From how I understand it, Big-Oh represents the upper bound on the number of operations (when $n$ tends to very large value). So, the difference between an order of $n^2$ minus an order of $n^2$ should be negligible if $n$ is very large.

But the individual steps seem correct. It seems to me that the mistake is that when doing the minus with large values, the $O(n)$ will also get consumed.

I need clarification on whether I'm correct. If I'm not, then where is the mistake?

Answer 1

Hint

What if $g(n) = n^2$?

What does $f(n) - g(n)$ simplify to, and is it $O(n)$ or $O(n^2)$?

Clarification

With the above, we get $f(n) - g(n) = 2n^2 + n - n^2 = n^2 + n = O(n^2)$.

Remember that, by definition, $f(n) = O(n^p)$ means $f(n) \leq Cn^p$ for some constant $C$ if $n$ large enough.
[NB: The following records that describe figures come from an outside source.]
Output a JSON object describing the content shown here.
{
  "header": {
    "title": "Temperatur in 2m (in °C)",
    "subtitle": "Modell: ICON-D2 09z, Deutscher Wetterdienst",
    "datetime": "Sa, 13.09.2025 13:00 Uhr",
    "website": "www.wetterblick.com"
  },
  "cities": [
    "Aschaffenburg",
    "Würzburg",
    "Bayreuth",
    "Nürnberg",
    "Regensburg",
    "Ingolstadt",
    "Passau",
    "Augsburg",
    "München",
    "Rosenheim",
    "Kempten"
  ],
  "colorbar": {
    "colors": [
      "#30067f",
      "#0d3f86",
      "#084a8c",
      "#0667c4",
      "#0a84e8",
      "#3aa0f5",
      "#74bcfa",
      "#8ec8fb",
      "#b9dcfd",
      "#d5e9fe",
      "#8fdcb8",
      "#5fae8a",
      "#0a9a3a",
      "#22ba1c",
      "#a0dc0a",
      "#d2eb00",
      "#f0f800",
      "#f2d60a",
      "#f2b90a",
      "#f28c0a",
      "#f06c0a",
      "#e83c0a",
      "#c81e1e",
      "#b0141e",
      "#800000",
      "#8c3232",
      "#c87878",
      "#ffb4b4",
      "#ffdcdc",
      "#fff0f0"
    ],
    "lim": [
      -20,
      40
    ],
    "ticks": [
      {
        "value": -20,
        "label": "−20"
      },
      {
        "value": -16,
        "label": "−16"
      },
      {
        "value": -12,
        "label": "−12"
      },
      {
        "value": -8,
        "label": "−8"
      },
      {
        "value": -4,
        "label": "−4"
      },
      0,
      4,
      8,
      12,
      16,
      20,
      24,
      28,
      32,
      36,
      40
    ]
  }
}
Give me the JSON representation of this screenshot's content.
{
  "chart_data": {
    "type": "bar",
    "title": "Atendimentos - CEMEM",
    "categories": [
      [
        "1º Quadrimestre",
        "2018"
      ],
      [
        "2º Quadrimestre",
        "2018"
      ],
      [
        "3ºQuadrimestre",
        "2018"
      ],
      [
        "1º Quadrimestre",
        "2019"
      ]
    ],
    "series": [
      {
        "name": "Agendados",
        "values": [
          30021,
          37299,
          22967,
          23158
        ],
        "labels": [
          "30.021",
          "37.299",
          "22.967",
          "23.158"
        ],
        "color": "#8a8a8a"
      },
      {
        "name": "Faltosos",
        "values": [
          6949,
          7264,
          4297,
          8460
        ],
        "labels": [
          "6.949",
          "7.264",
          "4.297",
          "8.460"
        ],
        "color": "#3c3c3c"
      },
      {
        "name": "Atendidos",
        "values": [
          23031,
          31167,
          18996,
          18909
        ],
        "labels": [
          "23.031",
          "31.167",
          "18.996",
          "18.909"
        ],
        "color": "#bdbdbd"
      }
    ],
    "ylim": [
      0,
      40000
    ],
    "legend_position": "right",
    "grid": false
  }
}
This still holds true for any general $g(n) = O(n^2)$.

Answer 2

According to definition of big-O notation:

$f(x)=O(g(x)){\text{ as }}$$x\to a$\, if and only if

${\displaystyle \limsup _{x\to a}\left|{\frac {f(x)}{g(x)}}\right|<\infty }$

$\lim_{x→\infty}\left|{\cfrac {f(n)-g(n)}{(n^2)}}\right|=0$

If $g(x)$ is nonzero, or at least becomes nonzero beyond a certain point, the relation $f(x) = o(g(x))$ is equivalent to

$\lim _{x\to \infty }{\cfrac {f(x)}{g(x)}}=0$.

---

Do you know that,

$f(n)+g(n)=(2n^2+n)+O(n^2)=\max((2n^2+n), O(n^2))=O(n^2)$

Can we conclude that:

$f(n)=g(n)+O(n^2)=O(n^2)$

$f(n)-g(n)=O(n^2)$

Answer 3

When you write $O(h(x))$ (as $x \to \infty$, for some function $h$) you have to imagine that it is written "something (in modulo) which is at most $h(x)$ (up to a constant)", giving you an upper bound for the growth of your function.

This is why, if you write $O(h(x))-O(h(x))$, then it does not simplify to $0$, but it is still $O(h(x))$. You may obtain something "smaller" than $O(h(x))$ only if you have some additional information on what is your first $O(h(x))$ and your second $O(h(x))$.